According to Right to Rise, it raised that $103 million from more than 9,900 donors and ended June with $98 million cash on hand. More than 400 of those donors gave over $25,000 each. The super PAC did not disclose how much of its total came from the largest donors. In previous election cycles, the wealthiest donors have dominated super PAC fundraising. Right to Rise and other super PACs will file their official fundraising reports on July 31 with the Federal Election Commission.
“We are grateful for the overwhelming response from the thousands of donors who have been drawn to Jeb's optimistic message of conservative renewal and reform,” Right to Rise general counsel Charlie Spies said in a statement.
Based on earlier media reports, the largest donors to the super PAC are expected to include Kohlberg Kravis Roberts’ Henry Kravis and Alex Navab; New York Jets owner Woody Johnson; Chicago investors Muneer Satter, John Canning and Craig Duchossois; natural gas tycoon T. Boone Pickens; oilman Trevor Rees-Jones; cellular technology billionaire Craig McCaw; Florida investor Miguel Fernandez; beer distributor John Nau; and Washington lobbyists Dirk Van Doggen, Richard Hohlt and David Beightol.

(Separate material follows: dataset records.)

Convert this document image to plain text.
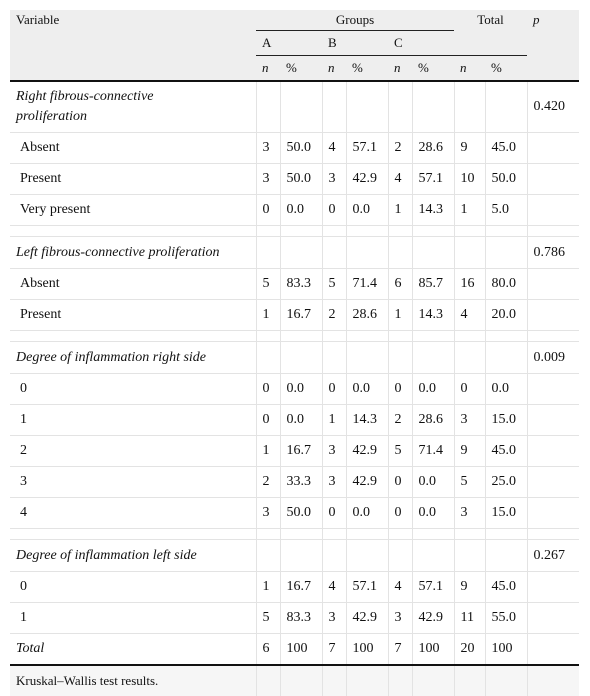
Variable	Groups						Total		p
	A		B		C				
	n	%	n	%	n	%	n	%	
Right fibrous-connective proliferation									0.420
Absent	3	50.0	4	57.1	2	28.6	9	45.0	
Present	3	50.0	3	42.9	4	57.1	10	50.0	
Very present	0	0.0	0	0.0	1	14.3	1	5.0	

Left fibrous-connective proliferation									0.786
Absent	5	83.3	5	71.4	6	85.7	16	80.0	
Present	1	16.7	2	28.6	1	14.3	4	20.0	

Degree of inflammation right side									0.009
0	0	0.0	0	0.0	0	0.0	0	0.0	
1	0	0.0	1	14.3	2	28.6	3	15.0	
2	1	16.7	3	42.9	5	71.4	9	45.0	
3	2	33.3	3	42.9	0	0.0	5	25.0	
4	3	50.0	0	0.0	0	0.0	3	15.0	

Degree of inflammation left side									0.267
0	1	16.7	4	57.1	4	57.1	9	45.0	
1	5	83.3	3	42.9	3	42.9	11	55.0	
Total	6	100	7	100	7	100	20	100	
Kruskal–Wallis test results.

By raising more than $100 million in just the first six months of the presidential campaign, Bush has set a new standard and is showing how certain candidates can exploit the loose regulation of fundraising following the Supreme Court’s 2010 Citizens United decision. That decision allowed corporations, unions and, ultimately, individuals to give freely to supposedly independent groups and led to the creation of super PACs.
Still unknown is the total raised by Right to Rise Policy Solutions, a 501(c)(4) nonprofit also created to support Bush’s campaign. Unlike the similarly named super PAC, the nonprofit is not required to publicly disclose its donors. It is unclear if the group will voluntarily name those who are supporting the former governor’s presidential bid.